Paragraphs may be inadequate to understand the breadth of this guy's tactics. I think it calls for a bulleted list, with me assigning a title to each move.
  • The "But what about this one" doctrine: The problem was that I hadn't tried that specific kind of shot. I explained that, in fact, I had two of them, and thought they were okay, but that he was missing the point. I was plenty drunk already.
  • The "I'm not too drunk as long as I can still hang on to the floor!" theory: He explained to me that I was not yet drunk enough because I still had fairly good motor skills. My response was that I enjoy motor skills.
  • The "Okay, sure, that's a factor, but..." fallacy: He explained that we had the same physical build (true), so we should be able to hold about the same amount of alcohol (false). I just laughed and said "that's not true at all, and you know it," and he moved on.
  • The "Cultural exchange" guilt trip: He explained that I was not having a proper Danish student experience because I was still on my feet. He went on to say that, as a Dane, he was disappointed and hurt that I wouldn't share a drink with him (my response: nobody else seems to mind, and they're mostly Danish). He also said that he's been in the Kollegium for a few years now and the exchange students often fly under the radar, they stick together, don't come to the bar, and then he and the other folks never get to meet us, and we miss out on meeting them. I promised not to fly under the radar, and we ended up both deciding that there should be a "meet the international students" party sometime in October, which actually sounds like a great opportunity to me.
  • The "Man up!" approach: He told me that I was *so close* to being a cool American. As previously mentioned, we often go to sleep at around 1:00, and the other American guy in the building had set the current record (a record this guy made up on the spot) by staying up drinking with them until around 3:00. This was an easy one to pick apart, because he was flat-out lying to my face to get me to drink. I told him that 1) I had stayed up until 4:30AM two weeks ago, and 2) that it was now 5:30AM, and I was still up, and had my last drink around 5:00, so I was not about to break the record, but had rather broken that particular record over two hours ago.
  • The "It's the weekend!" ideology: Blah blah, it's Friday night, you can get wasted, it's not like you have to do anything tomorrow, etc. etc. This one was sort of true, but not really a good enough reason to drink unhealthily. That's often my logic for staying up all night playing board games, but not over-drinking.
Of all those things, it was the "cultural exchange" issue that bothered me the most. I promised myself before I came that I would be open and try Danish things. So, that actually made me stop and think for a few seconds longer than anything else he said. Yet, there's nothing really uniquely Danish about getting wasted. Sure, they do it a little differently here than in the States... but not significantly. And me having ten fewer drinks than the Danish guy isn't "flying under the radar." Most of the guys there know my name now. I was there for six hours. I'm very much on the radar. It's not like sober people are invisible (as hilarious as that would be).

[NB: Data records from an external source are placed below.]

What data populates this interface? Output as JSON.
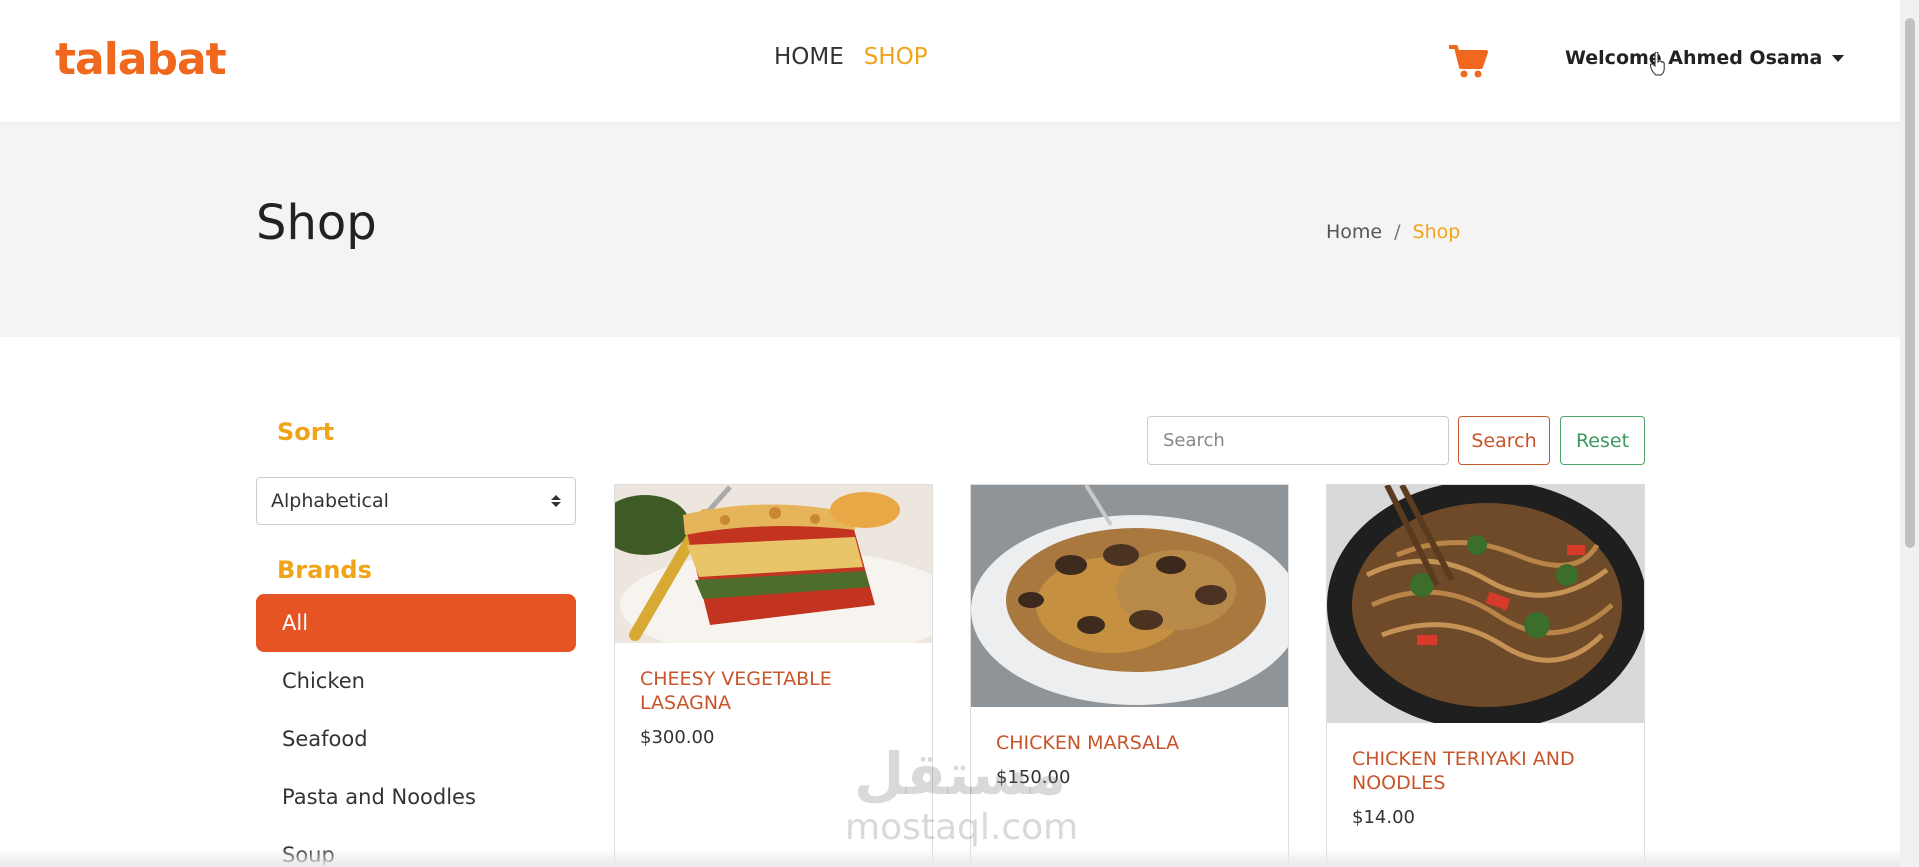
{
  "brand": {
    "logo": "talabat",
    "accent_color": "#f0671e"
  },
  "nav": {
    "links": [
      {
        "label": "HOME",
        "active": false
      },
      {
        "label": "SHOP",
        "active": true
      }
    ],
    "cart_icon": "shopping-cart-icon",
    "user_label": "Welcome Ahmed Osama"
  },
  "hero": {
    "title": "Shop",
    "breadcrumb": {
      "home": "Home",
      "separator": "/",
      "current": "Shop"
    }
  },
  "sidebar": {
    "sort_heading": "Sort",
    "sort_selected": "Alphabetical",
    "brands_heading": "Brands",
    "brands": [
      {
        "label": "All",
        "active": true
      },
      {
        "label": "Chicken",
        "active": false
      },
      {
        "label": "Seafood",
        "active": false
      },
      {
        "label": "Pasta and Noodles",
        "active": false
      },
      {
        "label": "Soup",
        "active": false
      }
    ]
  },
  "search": {
    "placeholder": "Search",
    "search_label": "Search",
    "reset_label": "Reset"
  },
  "products": [
    {
      "name": "Cheesy Vegetable Lasagna",
      "price": "$300.00"
    },
    {
      "name": "Chicken Marsala",
      "price": "$150.00"
    },
    {
      "name": "Chicken Teriyaki and Noodles",
      "price": "$14.00"
    }
  ],
  "watermark": {
    "arabic": "مستقل",
    "latin": "mostaql.com"
  }
}
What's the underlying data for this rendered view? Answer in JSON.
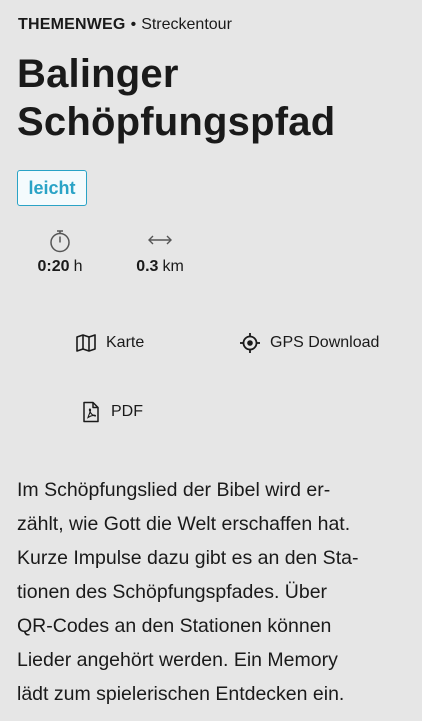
{
  "header": {
    "type": "THEMENWEG",
    "separator": "•",
    "subtype": "Streckentour",
    "title_line1": "Balinger",
    "title_line2": "Schöpfungspfad"
  },
  "difficulty": {
    "label": "leicht",
    "color": "#2aa3c6"
  },
  "stats": {
    "duration": {
      "icon": "stopwatch-icon",
      "value": "0:20",
      "unit": "h"
    },
    "distance": {
      "icon": "distance-arrows-icon",
      "value": "0.3",
      "unit": "km"
    }
  },
  "actions": {
    "map": {
      "icon": "map-icon",
      "label": "Karte"
    },
    "gps": {
      "icon": "gps-target-icon",
      "label": "GPS Download"
    },
    "pdf": {
      "icon": "pdf-file-icon",
      "label": "PDF"
    }
  },
  "description": {
    "lines": [
      "Im Schöpfungslied der Bibel wird er-",
      "zählt, wie Gott die Welt erschaffen hat.",
      "Kurze Impulse dazu gibt es an den Sta-",
      "tionen des Schöpfungspfades. Über",
      "QR-Codes an den Stationen können",
      "Lieder angehört werden. Ein Memory",
      "lädt zum spielerischen Entdecken ein."
    ]
  }
}
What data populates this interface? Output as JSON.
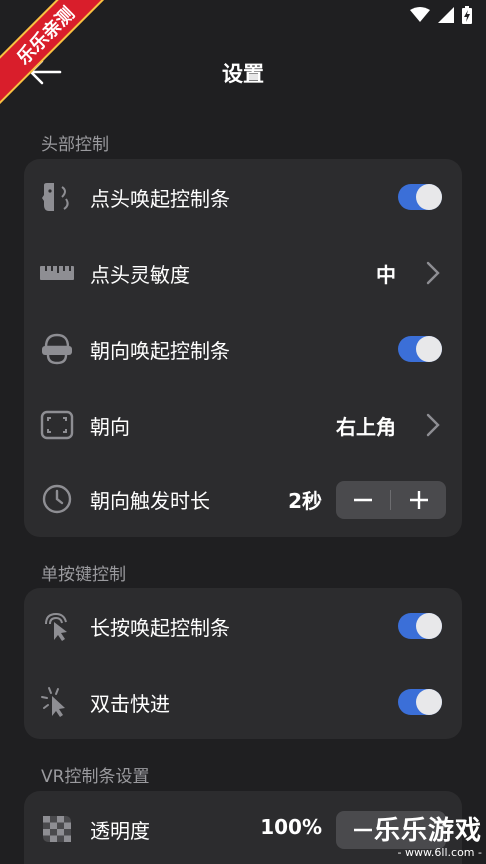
{
  "status": {
    "icons": [
      "wifi-icon",
      "signal-icon",
      "battery-icon"
    ]
  },
  "ribbon": "乐乐亲测",
  "header": {
    "title": "设置",
    "back_icon": "back-arrow-icon"
  },
  "sections": {
    "head_control": {
      "title": "头部控制",
      "rows": {
        "nod_wake": {
          "label": "点头唤起控制条",
          "icon": "nod-face-icon",
          "toggle": true
        },
        "nod_sensitivity": {
          "label": "点头灵敏度",
          "icon": "ruler-icon",
          "value": "中"
        },
        "orient_wake": {
          "label": "朝向唤起控制条",
          "icon": "vr-headset-icon",
          "toggle": true
        },
        "orientation": {
          "label": "朝向",
          "icon": "frame-corners-icon",
          "value": "右上角"
        },
        "orient_duration": {
          "label": "朝向触发时长",
          "icon": "clock-icon",
          "value": "2秒"
        }
      }
    },
    "single_key": {
      "title": "单按键控制",
      "rows": {
        "long_press": {
          "label": "长按唤起控制条",
          "icon": "tap-pointer-icon",
          "toggle": true
        },
        "double_tap": {
          "label": "双击快进",
          "icon": "click-burst-icon",
          "toggle": true
        }
      }
    },
    "vr_bar": {
      "title": "VR控制条设置",
      "rows": {
        "opacity": {
          "label": "透明度",
          "icon": "checkerboard-icon",
          "value": "100%"
        }
      }
    }
  },
  "watermark": {
    "main": "乐乐游戏",
    "sub": "- www.6ll.com -"
  },
  "colors": {
    "background": "#1f1f21",
    "card": "#2c2c2e",
    "accent": "#3b6fd8",
    "section_title": "#9a9a9e"
  }
}
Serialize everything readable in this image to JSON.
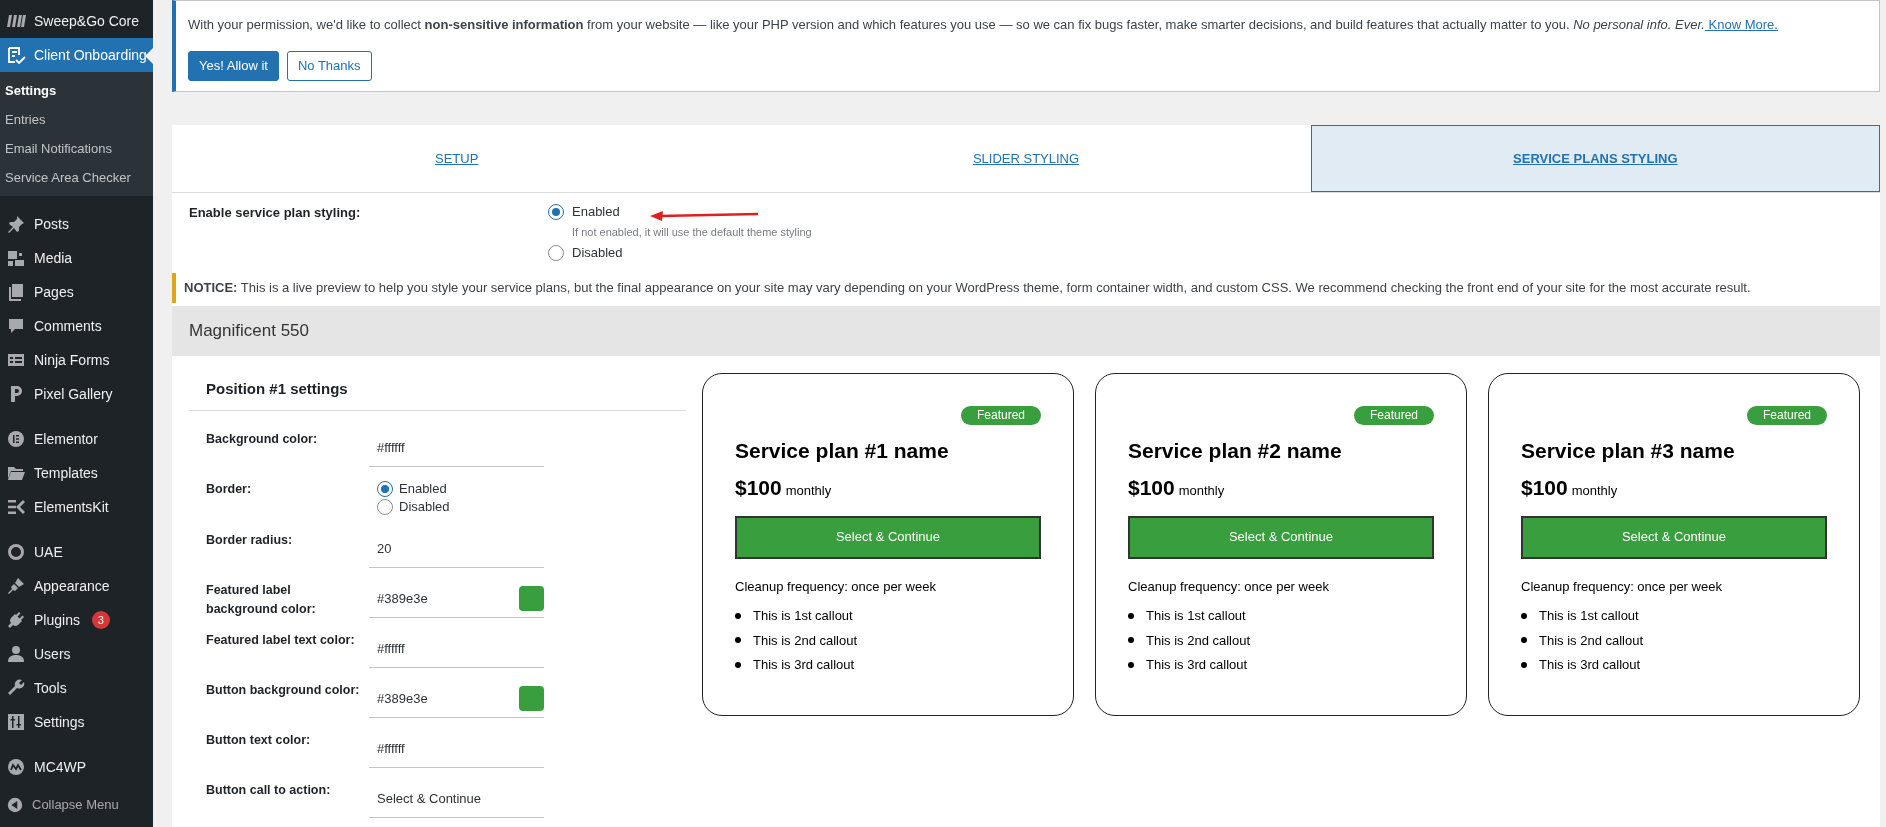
{
  "sidebar": {
    "groups": [
      [
        {
          "label": "Sweep&Go Core",
          "selected": false
        },
        {
          "label": "Client Onboarding",
          "selected": true,
          "children": [
            {
              "label": "Settings",
              "selected": true
            },
            {
              "label": "Entries",
              "selected": false
            },
            {
              "label": "Email Notifications",
              "selected": false
            },
            {
              "label": "Service Area Checker",
              "selected": false
            }
          ]
        }
      ],
      [
        {
          "label": "Posts",
          "selected": false
        },
        {
          "label": "Media",
          "selected": false
        },
        {
          "label": "Pages",
          "selected": false
        },
        {
          "label": "Comments",
          "selected": false
        },
        {
          "label": "Ninja Forms",
          "selected": false
        },
        {
          "label": "Pixel Gallery",
          "selected": false
        }
      ],
      [
        {
          "label": "Elementor",
          "selected": false
        },
        {
          "label": "Templates",
          "selected": false
        },
        {
          "label": "ElementsKit",
          "selected": false
        }
      ],
      [
        {
          "label": "UAE",
          "selected": false
        },
        {
          "label": "Appearance",
          "selected": false
        },
        {
          "label": "Plugins",
          "selected": false,
          "badge": "3"
        },
        {
          "label": "Users",
          "selected": false
        },
        {
          "label": "Tools",
          "selected": false
        },
        {
          "label": "Settings",
          "selected": false
        }
      ],
      [
        {
          "label": "MC4WP",
          "selected": false
        }
      ]
    ],
    "collapse_label": "Collapse Menu"
  },
  "consent_notice": {
    "text": "With your permission, we'd like to collect **non-sensitive information** from your website — like your PHP version and which features you use — so we can fix bugs faster, make smarter decisions, and build features that actually matter to you. *No personal info. Ever.*",
    "link": " Know More.",
    "buttons": [
      {
        "label": "Yes! Allow it",
        "kind": "primary"
      },
      {
        "label": "No Thanks",
        "kind": "secondary"
      }
    ]
  },
  "tabs": [
    {
      "label": "SETUP",
      "selected": false
    },
    {
      "label": "SLIDER STYLING",
      "selected": false
    },
    {
      "label": "SERVICE PLANS STYLING",
      "selected": true
    }
  ],
  "enable_styling": {
    "label": "Enable service plan styling:",
    "options": [
      {
        "label": "Enabled",
        "selected": true,
        "hint": "If not enabled, it will use the default theme styling"
      },
      {
        "label": "Disabled",
        "selected": false
      }
    ]
  },
  "preview_notice": "**NOTICE:** This is a live preview to help you style your service plans, but the final appearance on your site may vary depending on your WordPress theme, form container width, and custom CSS. We recommend checking the front end of your site for the most accurate result.",
  "section_title": "Magnificent 550",
  "settings": {
    "title": "Position #1 settings",
    "fields": [
      {
        "label": "Background color:",
        "kind": "text",
        "value": "#ffffff"
      },
      {
        "label": "Border:",
        "kind": "radio",
        "options": [
          {
            "label": "Enabled",
            "selected": true
          },
          {
            "label": "Disabled",
            "selected": false
          }
        ]
      },
      {
        "label": "Border radius:",
        "kind": "text",
        "value": "20"
      },
      {
        "label": "Featured label background color:",
        "kind": "color",
        "value": "#389e3e",
        "color": "#389e3e"
      },
      {
        "label": "Featured label text color:",
        "kind": "text",
        "value": "#ffffff"
      },
      {
        "label": "Button background color:",
        "kind": "color",
        "value": "#389e3e",
        "color": "#389e3e"
      },
      {
        "label": "Button text color:",
        "kind": "text",
        "value": "#ffffff"
      },
      {
        "label": "Button call to action:",
        "kind": "text",
        "value": "Select & Continue"
      }
    ]
  },
  "plans": [
    {
      "badge": "Featured",
      "name": "Service plan #1 name",
      "price": "$100",
      "period": "monthly",
      "button": "Select & Continue",
      "frequency": "Cleanup frequency: once per week",
      "callouts": [
        "This is 1st callout",
        "This is 2nd callout",
        "This is 3rd callout"
      ]
    },
    {
      "badge": "Featured",
      "name": "Service plan #2 name",
      "price": "$100",
      "period": "monthly",
      "button": "Select & Continue",
      "frequency": "Cleanup frequency: once per week",
      "callouts": [
        "This is 1st callout",
        "This is 2nd callout",
        "This is 3rd callout"
      ]
    },
    {
      "badge": "Featured",
      "name": "Service plan #3 name",
      "price": "$100",
      "period": "monthly",
      "button": "Select & Continue",
      "frequency": "Cleanup frequency: once per week",
      "callouts": [
        "This is 1st callout",
        "This is 2nd callout",
        "This is 3rd callout"
      ]
    }
  ]
}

Besides, if I can't remember what happened the night before, what did I really experience? I've asked people what they did on their study abroad trips, and had a couple people say "eh, got wasted a lot." I'm all about people doing what they want to do, but for me, that seems like a waste of a semester. I'm determined to come home with stories that I'm proud I was part of. For some people, learning to hold your liquor may be a source of pride, but it doesn't feel that way to me. I'm proud of the work I do; none of the guys at the bar are going to the Climate Change Flashmob this Monday. So, I feel like I'm good person, and rather than be annoyed at the guy, I'm just proud of my situational awareness and my ability to stick to my guns. Go me!

1 comment:

  1. i was going to say "way to stick to your guns." but then you did it at the last second. so uh, good goin'.